Background: Turner Syndrome, galactosemia, and premature ovarian insufficiency are all conditions that may make it very hard or impossible for a person to become pregnant and have their own child. Researchers want to learn more about why this happens and if freezing Gonadal tissue allows for fertility preservation. Objective: To find out why people with certain conditions have can have premature ovarian insufficiency (POI or early menopause) and individuals with variations in sex characteristics have trouble getting pregnant and if freezing the gonads tissue from them will help to have their own child in the future. Eligibility: Individuals aged 2-21 who have Turner Syndrome or galactosemia. Also, females aged 13-21 with premature ovarian insufficiency, individuals with variations in sex characteristics, and individuals 2-35 receiving high-risk gonadotoxic therapy Design: Participants will be screened with a medical history. Participants may have a physical exam and blood tests. Their body measurements may be taken. These include weight, height, arm span, skin fold, and sitting height. They may fill out surveys about their quality of life, body image, and health. Participants may have a transabdominal pelvic ultrasound. A probe will be placed on their belly and will take pictures of the organs in the pelvis. They may have a transvaginal pelvic ultrasound performed while asleep in the operating room if needed. Participants may have surgery to remove an gonads and skin biopsy. The removed tissue will be frozen and stored.
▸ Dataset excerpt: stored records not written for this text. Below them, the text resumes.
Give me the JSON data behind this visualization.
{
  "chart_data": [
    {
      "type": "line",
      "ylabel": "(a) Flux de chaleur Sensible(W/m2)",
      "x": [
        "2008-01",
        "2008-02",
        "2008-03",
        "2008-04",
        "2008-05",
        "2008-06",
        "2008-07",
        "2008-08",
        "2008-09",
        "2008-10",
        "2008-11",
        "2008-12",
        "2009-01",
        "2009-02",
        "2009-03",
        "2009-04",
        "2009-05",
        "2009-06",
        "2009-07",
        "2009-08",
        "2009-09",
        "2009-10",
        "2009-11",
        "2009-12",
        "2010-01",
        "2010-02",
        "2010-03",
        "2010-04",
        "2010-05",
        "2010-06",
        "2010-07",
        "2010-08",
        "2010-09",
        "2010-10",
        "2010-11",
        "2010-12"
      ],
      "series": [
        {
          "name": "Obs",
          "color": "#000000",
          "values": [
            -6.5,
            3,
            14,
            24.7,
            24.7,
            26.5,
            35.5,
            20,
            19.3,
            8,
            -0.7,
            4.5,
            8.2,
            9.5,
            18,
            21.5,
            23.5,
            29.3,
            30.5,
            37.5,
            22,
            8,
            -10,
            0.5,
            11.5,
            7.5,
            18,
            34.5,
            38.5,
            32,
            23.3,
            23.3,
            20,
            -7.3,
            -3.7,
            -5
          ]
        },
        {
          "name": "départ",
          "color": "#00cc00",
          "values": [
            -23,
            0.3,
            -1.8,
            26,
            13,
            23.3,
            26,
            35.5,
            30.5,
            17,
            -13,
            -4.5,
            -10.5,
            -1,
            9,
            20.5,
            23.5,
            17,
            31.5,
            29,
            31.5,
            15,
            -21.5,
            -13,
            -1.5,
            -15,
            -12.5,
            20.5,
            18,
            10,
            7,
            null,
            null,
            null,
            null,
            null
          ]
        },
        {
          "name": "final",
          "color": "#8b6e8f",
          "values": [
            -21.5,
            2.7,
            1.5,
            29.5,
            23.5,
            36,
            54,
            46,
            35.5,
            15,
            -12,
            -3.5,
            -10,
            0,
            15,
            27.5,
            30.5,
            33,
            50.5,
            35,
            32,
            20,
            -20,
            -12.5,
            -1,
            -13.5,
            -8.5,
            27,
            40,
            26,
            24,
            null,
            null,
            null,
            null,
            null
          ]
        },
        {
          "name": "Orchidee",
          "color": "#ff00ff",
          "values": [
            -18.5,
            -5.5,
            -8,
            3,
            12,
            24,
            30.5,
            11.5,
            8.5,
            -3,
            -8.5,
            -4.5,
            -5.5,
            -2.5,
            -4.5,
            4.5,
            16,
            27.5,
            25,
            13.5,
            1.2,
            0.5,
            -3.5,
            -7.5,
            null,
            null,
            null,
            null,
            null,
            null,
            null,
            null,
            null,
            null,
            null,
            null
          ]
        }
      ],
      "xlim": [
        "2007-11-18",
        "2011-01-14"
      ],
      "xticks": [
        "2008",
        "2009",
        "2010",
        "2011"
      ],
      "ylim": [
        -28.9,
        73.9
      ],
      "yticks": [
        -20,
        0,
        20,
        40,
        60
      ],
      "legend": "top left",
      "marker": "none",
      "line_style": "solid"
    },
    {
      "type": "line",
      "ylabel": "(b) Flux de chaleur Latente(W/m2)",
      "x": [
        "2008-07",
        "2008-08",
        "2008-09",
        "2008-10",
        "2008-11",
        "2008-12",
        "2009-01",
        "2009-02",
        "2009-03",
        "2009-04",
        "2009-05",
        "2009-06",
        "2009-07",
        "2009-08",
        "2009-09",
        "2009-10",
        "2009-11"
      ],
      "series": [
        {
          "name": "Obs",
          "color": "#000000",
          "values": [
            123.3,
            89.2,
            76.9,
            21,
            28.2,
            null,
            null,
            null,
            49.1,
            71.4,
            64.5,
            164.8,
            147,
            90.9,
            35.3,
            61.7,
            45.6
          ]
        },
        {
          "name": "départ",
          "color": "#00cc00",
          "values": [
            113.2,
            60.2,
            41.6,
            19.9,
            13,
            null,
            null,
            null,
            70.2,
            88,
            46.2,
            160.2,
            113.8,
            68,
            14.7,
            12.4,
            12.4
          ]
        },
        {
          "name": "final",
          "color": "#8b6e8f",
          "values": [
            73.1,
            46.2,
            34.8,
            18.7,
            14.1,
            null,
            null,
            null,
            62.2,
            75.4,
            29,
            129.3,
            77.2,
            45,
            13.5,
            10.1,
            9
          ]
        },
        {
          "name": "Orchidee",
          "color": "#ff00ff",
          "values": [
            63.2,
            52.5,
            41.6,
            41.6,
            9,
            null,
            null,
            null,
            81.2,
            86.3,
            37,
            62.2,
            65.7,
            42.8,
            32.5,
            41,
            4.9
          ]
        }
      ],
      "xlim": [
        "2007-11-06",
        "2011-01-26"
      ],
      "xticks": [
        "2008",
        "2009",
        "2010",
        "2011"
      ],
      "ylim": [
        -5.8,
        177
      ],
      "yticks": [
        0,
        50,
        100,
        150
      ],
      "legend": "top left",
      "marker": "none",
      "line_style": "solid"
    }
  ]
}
The tissue will have to be stored for many years. NIH will pay to store the tissue for 1 year. After that, participants will have to pay for storage. A piece of the gonads (no more than 20%) will be used for research Travel, lodging and meals for participants traveling greater than 50 miles will be reimbursed based off the government rate. Local participants will not be reimbursed. Participants will have a checkup 6 weeks after surgery one or more follow-up visits 6-18 months after surgery. They may have phone follow-up every 12-24 months after surgery. Participation will last 30 years.